Apresentado em 2010 com pompas e uma bela maquete no espaço cultural Dragão do Mar – outra obra grande e polêmica de Fortaleza – o projeto logo despertou a indignação de artistas, professores, historiadores e, principalmente, dos 2.400 moradores da comunidade centenária Poço da Draga, próxima ao local, que até hoje não tem saneamento básico. O discurso da Secretaria de Turismo, de que o Acquario (se escreve assim mesmo) “deve dobrar o fluxo turístico do Ceará e inseri-lo tanto no circuito mundial de grande ícones arquitetônicos, quanto no de turismo científico, sendo o terceiro maior aquário do mundo”, não convenceu a população que se organizou no movimento “Quem Dera Ser um Peixe”, paródia da musica do cantor e compositor cearense Fagner, para contestar o investimento público em uma obra faraônica enquanto o estado do Ceará convive com um dos períodos de seca mais devastadores dos últimos tempos.

“É um trocadilho mesmo para dizer que os peixes são mais bem tratados do que as pessoas”, explica a historiadora Andrea Saraiva, integrante do movimento. “A gente critica a falta dos ritos básicos para um investimento e a obra desse porte: desde a falta de discussão pública, até a falta de informações claras e da transparência com relação às contas públicas, por exemplo”, explica a historiadora, acrescentando que a primeira providência da organização popular foi buscar informações sobre o projeto.

“Qualquer um que olhe para aquele projeto e para este espaço na praia de Iracema vai perceber que para começar aquilo não cabe aqui! O prédio ao lado já enfrenta rachaduras e infiltrações [por causa da obra]”, diz a coreógrafa Andrea Bardawil, também integrante do Quem Dera, que resume as irregularidades encontradas até agora: a falta de um estudo de impacto arqueológico, obrigatório em obras de grande porte, lacunas e imprecisões no EIA-RIMA, de acordo com especialistas, falta de licitação para a obra – o que também é questionado pelo TCE – e o futuro incerto da comunidade do Poço da Draga.

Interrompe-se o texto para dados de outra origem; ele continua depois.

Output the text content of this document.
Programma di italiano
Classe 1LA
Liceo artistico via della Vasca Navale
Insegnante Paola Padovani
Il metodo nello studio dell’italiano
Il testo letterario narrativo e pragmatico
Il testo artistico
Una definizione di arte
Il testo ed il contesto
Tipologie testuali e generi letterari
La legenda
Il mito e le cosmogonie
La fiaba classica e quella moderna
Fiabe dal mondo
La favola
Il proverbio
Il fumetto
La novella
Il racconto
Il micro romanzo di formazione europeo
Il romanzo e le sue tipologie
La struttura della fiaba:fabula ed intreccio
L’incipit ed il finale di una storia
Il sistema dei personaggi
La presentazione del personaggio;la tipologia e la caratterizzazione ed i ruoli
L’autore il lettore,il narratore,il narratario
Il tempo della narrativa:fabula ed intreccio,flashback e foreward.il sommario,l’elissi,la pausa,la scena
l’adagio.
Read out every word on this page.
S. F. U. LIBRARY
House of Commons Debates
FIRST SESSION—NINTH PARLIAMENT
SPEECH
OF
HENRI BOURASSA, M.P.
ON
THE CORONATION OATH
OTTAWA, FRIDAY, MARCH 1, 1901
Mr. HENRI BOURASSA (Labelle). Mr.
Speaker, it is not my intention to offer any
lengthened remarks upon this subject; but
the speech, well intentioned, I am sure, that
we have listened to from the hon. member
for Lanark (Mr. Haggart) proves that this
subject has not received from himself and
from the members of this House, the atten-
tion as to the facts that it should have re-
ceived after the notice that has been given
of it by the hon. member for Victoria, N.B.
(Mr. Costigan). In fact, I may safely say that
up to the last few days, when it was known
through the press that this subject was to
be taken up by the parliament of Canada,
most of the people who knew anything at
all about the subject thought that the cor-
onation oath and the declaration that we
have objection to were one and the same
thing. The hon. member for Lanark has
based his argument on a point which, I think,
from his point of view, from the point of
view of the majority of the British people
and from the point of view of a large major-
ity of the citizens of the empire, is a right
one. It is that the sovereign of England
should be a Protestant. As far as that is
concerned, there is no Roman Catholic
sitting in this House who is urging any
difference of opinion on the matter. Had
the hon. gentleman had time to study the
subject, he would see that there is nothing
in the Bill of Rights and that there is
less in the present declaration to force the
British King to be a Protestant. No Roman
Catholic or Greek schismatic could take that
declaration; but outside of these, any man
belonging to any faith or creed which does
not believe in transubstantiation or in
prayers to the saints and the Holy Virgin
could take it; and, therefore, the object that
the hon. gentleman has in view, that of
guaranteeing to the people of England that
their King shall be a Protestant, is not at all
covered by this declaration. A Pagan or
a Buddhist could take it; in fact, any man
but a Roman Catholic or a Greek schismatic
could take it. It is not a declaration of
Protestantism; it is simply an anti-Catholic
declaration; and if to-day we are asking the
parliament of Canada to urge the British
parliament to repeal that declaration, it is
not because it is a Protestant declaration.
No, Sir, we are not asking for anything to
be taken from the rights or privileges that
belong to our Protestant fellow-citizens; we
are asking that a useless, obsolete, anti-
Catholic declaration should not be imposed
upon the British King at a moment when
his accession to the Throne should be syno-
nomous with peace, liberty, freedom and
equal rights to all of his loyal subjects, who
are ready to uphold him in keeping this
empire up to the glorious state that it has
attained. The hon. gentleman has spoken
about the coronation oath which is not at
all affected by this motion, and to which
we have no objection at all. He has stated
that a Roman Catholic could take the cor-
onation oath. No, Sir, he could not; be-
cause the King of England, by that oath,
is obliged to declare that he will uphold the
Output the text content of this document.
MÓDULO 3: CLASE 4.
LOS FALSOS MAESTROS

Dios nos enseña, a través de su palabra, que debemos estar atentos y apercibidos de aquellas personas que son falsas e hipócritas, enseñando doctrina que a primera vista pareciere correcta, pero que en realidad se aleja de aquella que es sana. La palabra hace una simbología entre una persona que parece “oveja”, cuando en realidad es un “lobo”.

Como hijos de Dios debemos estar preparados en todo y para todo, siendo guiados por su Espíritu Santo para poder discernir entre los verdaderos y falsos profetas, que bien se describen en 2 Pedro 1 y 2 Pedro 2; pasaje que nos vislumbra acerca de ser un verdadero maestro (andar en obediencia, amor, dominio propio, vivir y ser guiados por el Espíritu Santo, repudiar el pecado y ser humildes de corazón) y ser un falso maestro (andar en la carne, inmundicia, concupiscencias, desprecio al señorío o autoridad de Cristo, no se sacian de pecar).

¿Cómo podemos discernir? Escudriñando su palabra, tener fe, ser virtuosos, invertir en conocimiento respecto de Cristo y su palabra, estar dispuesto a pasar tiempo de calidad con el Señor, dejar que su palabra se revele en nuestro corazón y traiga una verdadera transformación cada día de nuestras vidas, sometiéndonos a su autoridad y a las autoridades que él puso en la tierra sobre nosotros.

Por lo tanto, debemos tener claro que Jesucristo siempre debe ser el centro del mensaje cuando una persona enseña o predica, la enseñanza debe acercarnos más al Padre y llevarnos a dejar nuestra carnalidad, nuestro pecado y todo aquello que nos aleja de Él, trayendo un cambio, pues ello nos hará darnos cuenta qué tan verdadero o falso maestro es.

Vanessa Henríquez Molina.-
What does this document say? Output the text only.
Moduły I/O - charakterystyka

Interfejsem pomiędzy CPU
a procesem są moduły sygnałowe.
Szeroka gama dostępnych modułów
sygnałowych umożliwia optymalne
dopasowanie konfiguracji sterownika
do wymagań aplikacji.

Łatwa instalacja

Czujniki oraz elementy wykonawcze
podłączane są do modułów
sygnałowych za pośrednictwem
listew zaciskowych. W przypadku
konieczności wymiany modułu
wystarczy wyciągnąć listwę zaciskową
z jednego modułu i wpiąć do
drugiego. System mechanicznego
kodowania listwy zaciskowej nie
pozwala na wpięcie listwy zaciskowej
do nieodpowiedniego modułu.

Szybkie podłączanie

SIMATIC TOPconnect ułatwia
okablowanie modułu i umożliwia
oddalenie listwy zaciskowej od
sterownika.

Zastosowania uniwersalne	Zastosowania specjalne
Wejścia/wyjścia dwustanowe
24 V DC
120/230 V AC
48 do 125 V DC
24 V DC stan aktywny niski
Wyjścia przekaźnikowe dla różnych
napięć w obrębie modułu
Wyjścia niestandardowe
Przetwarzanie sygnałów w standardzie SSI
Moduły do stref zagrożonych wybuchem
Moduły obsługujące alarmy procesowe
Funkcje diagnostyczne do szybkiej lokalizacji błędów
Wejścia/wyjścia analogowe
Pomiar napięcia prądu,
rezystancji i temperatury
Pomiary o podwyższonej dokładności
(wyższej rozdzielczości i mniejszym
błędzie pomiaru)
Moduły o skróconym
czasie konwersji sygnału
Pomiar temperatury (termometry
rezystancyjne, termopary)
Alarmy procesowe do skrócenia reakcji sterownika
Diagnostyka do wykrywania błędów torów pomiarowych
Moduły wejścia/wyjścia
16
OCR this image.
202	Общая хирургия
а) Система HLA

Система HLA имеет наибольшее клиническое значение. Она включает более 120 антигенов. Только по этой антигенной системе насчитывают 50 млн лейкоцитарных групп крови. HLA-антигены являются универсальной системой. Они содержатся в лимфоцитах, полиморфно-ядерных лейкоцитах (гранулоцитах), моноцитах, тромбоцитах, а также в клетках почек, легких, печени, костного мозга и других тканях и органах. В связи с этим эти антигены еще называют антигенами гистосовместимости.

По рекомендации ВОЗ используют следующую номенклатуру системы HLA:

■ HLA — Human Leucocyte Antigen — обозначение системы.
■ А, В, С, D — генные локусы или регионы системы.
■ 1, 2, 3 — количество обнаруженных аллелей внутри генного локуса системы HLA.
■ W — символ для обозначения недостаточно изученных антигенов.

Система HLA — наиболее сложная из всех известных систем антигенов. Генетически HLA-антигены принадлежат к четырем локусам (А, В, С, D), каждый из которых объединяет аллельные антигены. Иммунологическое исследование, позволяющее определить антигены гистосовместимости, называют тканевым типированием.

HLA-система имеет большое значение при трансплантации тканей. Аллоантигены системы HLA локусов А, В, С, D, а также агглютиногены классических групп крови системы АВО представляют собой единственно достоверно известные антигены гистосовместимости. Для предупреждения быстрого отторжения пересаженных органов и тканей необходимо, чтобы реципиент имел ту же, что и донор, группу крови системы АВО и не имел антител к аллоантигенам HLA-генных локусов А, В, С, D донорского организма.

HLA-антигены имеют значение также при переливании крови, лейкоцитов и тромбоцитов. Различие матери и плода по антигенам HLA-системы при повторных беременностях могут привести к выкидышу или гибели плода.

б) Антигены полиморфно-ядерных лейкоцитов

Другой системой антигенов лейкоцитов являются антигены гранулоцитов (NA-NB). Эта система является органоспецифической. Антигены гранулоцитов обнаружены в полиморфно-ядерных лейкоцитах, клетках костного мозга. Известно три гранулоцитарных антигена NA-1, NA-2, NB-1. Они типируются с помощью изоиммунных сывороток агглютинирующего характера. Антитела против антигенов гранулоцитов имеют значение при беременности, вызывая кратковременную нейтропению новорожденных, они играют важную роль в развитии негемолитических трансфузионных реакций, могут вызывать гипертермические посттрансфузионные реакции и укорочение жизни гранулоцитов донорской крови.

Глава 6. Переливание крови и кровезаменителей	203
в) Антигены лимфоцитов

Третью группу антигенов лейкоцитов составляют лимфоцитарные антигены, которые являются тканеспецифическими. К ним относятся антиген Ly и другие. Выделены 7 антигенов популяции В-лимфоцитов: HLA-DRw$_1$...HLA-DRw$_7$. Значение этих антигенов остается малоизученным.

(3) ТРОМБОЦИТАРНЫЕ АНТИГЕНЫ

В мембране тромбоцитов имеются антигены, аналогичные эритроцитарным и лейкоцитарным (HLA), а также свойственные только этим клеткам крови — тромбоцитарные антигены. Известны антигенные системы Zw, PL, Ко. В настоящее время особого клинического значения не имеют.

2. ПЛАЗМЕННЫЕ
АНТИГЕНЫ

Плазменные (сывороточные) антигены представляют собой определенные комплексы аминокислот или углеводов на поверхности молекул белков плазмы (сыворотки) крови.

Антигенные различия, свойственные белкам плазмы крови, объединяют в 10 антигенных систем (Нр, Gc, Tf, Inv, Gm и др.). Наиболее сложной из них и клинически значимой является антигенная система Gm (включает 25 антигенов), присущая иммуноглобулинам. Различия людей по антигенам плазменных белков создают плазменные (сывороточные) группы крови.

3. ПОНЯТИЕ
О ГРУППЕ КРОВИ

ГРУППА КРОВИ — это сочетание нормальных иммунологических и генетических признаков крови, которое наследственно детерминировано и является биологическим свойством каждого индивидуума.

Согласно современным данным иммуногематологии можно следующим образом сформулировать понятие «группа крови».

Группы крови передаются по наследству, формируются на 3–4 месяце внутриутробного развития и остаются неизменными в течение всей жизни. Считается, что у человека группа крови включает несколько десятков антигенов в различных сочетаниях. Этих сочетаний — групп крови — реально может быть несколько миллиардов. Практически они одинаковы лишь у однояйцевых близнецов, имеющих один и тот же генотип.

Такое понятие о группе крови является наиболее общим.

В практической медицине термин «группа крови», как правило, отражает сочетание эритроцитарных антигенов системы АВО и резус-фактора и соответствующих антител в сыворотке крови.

Ao entrar com esses questionamentos e o pedido de paralisação da obra na Justiça, porém, foi o movimento popular que acabou sendo processado pelo Governo do Estado por “litigância de má fé”, amparado no fato de o Iphan já ter entrado com uma ação com o mesmo pedido. Procurado, o Iphan não quis se pronunciar sobre o assunto.



Cadê a licitação?

No dia 26 de maio de 2011, a Secretaria de Turismo do Estado (SETUR), através de seu titular, Bismarck Maia, anunciava  no Diário Oficial do Estado do Ceará a inexigibilidade de licitação para a construção do Acquário – anunciando a contratação direta da International Concept Management INC. (ICM-Reynolds) por R$ 244.335.000,00 (o equivalente, à época, a US$ 150.000.000,00). Baseado no caput e no inciso II do artigo 25 da Lei de Licitações, o governo cearense alegava que se tratava de uma contratação de “serviços técnicos singulares” de uma empresa de “notória especialização”.

Para fundamentar essa argumentação, o governo cearense apresentou um Estudo de Técnica, Qualidade e Preço feito por outra empresa, a Imagic!, afirmando que a ICM-Reynolds havia construído 215 dos 250 “aquários de grande porte” do mundo, segundo a Waza (World Association of Zoos and Aquariums). A Imagic!, que realizou esse estudo, pertence ao arquiteto Leonardo Fontenele – autor do projeto arquitetônico do Acquário Ceará pelo qual diz ter recebido R$ 1,8 milhão.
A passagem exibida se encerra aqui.